There is a fine line between “too much” and “just enough.” And maybe this square is here to help us find it again.
To stop apologising for our power.
To stop shrinking in order to be accepted.
To stop offering our breast as ransom to preserve peace.
This Mars–Uranus square, for all its violence, doesn’t ask us for strength. It asks us for truth.
And sometimes, truth sounds like this: I was terrified. I was hurt. I’m tired of fighting.
It’s the moment we admit: I’m tired of being strong. I just want to be held. To be seen. To be received without having to earn it, prove it, or control it.
And maybe, it is in that very place where the energy rips through us (the solar plexus, the heart, the breast) that a new softness begins to form.
Not the kind that shrinks to survive, but the kind that offers itself whole, soft, vulnerable, and rooted in tenderness. Maybe this wave, this square, this scream… isn’t here to punish us. Maybe it’s here to bring us back to shore. Back to ourselves. To that part we thought lost in the storm, but which is returning to take its place in the body. Perhaps this is our freedom: not control, but the permission to be deep, tender, and wildly alive.

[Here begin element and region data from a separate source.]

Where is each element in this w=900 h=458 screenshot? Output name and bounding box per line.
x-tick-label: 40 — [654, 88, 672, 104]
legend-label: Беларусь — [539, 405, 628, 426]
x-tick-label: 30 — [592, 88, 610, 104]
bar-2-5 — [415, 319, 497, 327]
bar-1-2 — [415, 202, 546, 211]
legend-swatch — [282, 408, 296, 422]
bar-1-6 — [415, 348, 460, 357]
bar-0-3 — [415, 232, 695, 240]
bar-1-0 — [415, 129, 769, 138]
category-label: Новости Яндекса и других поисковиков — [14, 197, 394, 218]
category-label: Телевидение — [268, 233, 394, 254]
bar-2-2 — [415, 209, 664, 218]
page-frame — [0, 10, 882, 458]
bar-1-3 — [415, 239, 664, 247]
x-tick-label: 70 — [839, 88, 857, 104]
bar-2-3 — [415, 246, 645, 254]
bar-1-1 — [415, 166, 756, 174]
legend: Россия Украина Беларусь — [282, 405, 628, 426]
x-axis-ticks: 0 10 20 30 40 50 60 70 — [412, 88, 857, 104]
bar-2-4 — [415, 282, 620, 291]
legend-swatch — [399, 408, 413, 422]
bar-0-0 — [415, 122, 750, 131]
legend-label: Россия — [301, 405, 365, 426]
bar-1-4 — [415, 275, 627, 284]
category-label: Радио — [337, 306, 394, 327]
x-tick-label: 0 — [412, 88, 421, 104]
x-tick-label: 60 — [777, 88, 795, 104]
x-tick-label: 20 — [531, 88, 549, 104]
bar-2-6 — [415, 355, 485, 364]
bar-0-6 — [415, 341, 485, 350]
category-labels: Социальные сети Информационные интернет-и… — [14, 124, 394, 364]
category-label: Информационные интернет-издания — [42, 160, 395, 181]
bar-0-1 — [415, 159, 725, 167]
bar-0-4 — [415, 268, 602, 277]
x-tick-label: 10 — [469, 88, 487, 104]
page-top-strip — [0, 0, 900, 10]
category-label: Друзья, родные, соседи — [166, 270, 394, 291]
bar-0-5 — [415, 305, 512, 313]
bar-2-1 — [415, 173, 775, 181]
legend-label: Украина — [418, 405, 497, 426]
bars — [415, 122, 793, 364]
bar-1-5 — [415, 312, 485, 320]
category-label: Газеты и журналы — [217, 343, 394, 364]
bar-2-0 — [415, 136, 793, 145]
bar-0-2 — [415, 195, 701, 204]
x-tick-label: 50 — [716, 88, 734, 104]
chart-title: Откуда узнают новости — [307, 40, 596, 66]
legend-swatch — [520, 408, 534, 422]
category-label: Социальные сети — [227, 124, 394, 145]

And if we return to Medusa she is not just a symbol of terror. She is the one we dare to meet face to face — the deepest wound we carry — and in that sacred confrontation, she opens the way to rebirth.
From her blood sprang Pegasus and Chrysaor: the winged vision and the hidden gold, living proof that from transmuted rage can rise a reconciled power and a new beauty.
So let us love the darkest parts of ourselves :
the ones we hide, the ones silenced long ago.
Let us offer them to the world with tenderness,
like a naked truth laid at the altar.
That is how we rise.
That is how we reclaim the gold of this world,
the gold we’ve carried all along, buried deep in the sacred wound at the heart of our being.
And maybe, in placing into the world what Medusa held in silence, that frozen rage becomes a seed of healing, for ourselves, and for all those who were cast out before us.